Pakistan army would not allow even a shadow of Daesh: COAS Raheel Sharif

02:23 PM | 4 Oct, 2015
Pakistan army would not allow even a shadow of Daesh: COAS Raheel Sharif
LONDON (Staff Report) - Chief of Army Staff (COAS) Army chief General Raheel Sharif has promised the nation the army will not allow "even a shadow" of Islamic State in the country, terming the group greater threat than Al-Qaeda.

"As far as Daesh (Islamic State) is concerned, in Pakistan, even a shadow of Daesh would not be allowed," Sharif said in an address to The Royal United Services Institute for Defence and Security Studies in London yesterday.


In May, the Islamic State militant group claimed the killings of at least 43 members of the Ismaili minority in Pakistan's southern port city of Karachi.

Leaflets backing IS jihadists have been seen recently in parts of northwest Pakistan and pro-IS slogans have appeared on walls in several cities.

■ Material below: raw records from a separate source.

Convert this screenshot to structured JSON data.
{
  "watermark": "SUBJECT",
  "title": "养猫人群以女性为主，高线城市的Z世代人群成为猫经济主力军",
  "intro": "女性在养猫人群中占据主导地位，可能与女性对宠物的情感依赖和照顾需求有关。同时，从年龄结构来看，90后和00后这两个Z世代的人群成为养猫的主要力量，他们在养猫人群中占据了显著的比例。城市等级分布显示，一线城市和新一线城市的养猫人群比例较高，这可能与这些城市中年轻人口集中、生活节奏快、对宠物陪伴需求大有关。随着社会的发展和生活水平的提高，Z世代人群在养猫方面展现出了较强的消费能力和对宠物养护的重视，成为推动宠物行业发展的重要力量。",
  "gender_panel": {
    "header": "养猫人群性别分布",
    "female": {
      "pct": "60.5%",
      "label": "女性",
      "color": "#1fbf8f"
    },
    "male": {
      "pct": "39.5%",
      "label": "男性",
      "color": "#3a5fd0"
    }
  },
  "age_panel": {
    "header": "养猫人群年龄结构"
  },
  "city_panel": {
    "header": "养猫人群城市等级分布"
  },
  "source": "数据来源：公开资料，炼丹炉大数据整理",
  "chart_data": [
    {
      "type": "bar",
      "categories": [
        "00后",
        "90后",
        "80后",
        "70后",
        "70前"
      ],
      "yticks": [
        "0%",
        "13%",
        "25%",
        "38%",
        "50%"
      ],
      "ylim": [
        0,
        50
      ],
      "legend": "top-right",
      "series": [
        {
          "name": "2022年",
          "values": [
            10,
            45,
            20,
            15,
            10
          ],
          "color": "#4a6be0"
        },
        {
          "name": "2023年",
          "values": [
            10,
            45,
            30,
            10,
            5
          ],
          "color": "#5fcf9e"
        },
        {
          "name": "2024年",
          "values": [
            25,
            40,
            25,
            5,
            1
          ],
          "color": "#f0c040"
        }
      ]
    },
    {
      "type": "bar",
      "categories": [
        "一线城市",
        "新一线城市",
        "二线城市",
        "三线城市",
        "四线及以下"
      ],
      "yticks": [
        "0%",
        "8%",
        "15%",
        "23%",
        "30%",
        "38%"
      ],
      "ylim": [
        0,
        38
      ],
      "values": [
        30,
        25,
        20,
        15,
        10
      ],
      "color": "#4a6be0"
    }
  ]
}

"There are people in Islamabad who want to show their allegiance to Daesh. So it's a very dangerous phenomenon," General Raheel Sharif said.

The COAS said dealing with the extremist group was set to become an ever greater challenge than the Al-Qaeda network behind 9/11 attacks in the United States.

"I feel the future challenge is Daesh. It's a bigger name. Al-Qaeda was a name but Daesh is now a bigger name," Sharif said.

The army chief, widely popular for taking on militants from northwestern Pakistani tribal areas bordering Afghanistan to criminal gangs in Karachi, emphasised the reconciliation between Afghan Taliban and the Afghan government.


He expressed his fear the Taliban could seek an alliance with Daesh unless they were brought back to the negotiating table.

"This reconciliation in Afghanistan is very important. If we do not do it in the proper manner and the Afghan Taliban splinter, they would go for a bigger name and that is Daesh," Sharif said.

Pakistan, which supported the Taliban during the 1990s, has blown hot and cold over the insurgency while contending it was working to bring about Afghan reconciliation.

Afghanistan blames Pakistan for its failure in curbing militants in border areas, and sometimes accuses elements in the Pakistani army for providing support to the militants. The Taliban recently took control of the city of Kunduz and other northern Afghanistan districts for several days.

Islamabad organised the first set of direct peace talks between the Taliban and the Afghan government in July. But another round scheduled around later that month was stalled following the announcement of the death of Taliban founder Mullah Omar.

General Raheel Sharif launched operation Zarb-e-Azb in June 2014 in a bid to wipe out militant bases in the North Waziristan tribal area and so bring an end to the bloody decade-long Islamist insurgency that has cost Pakistan thousands of lives.


The army intensified its offensive after last year's Peshawar school attack which killed 151 since when there has been a lull in violence.

The last major attack in the city came in February when three heavily armed Taliban militants stormed a Shia mosque, killing 21 people.

Overall levels of violence have dropped dramatically this year, with 2015 on course for the fewest deaths among civilian and security forces since 2007 - the year the Pakistani Taliban umbrella group was formed.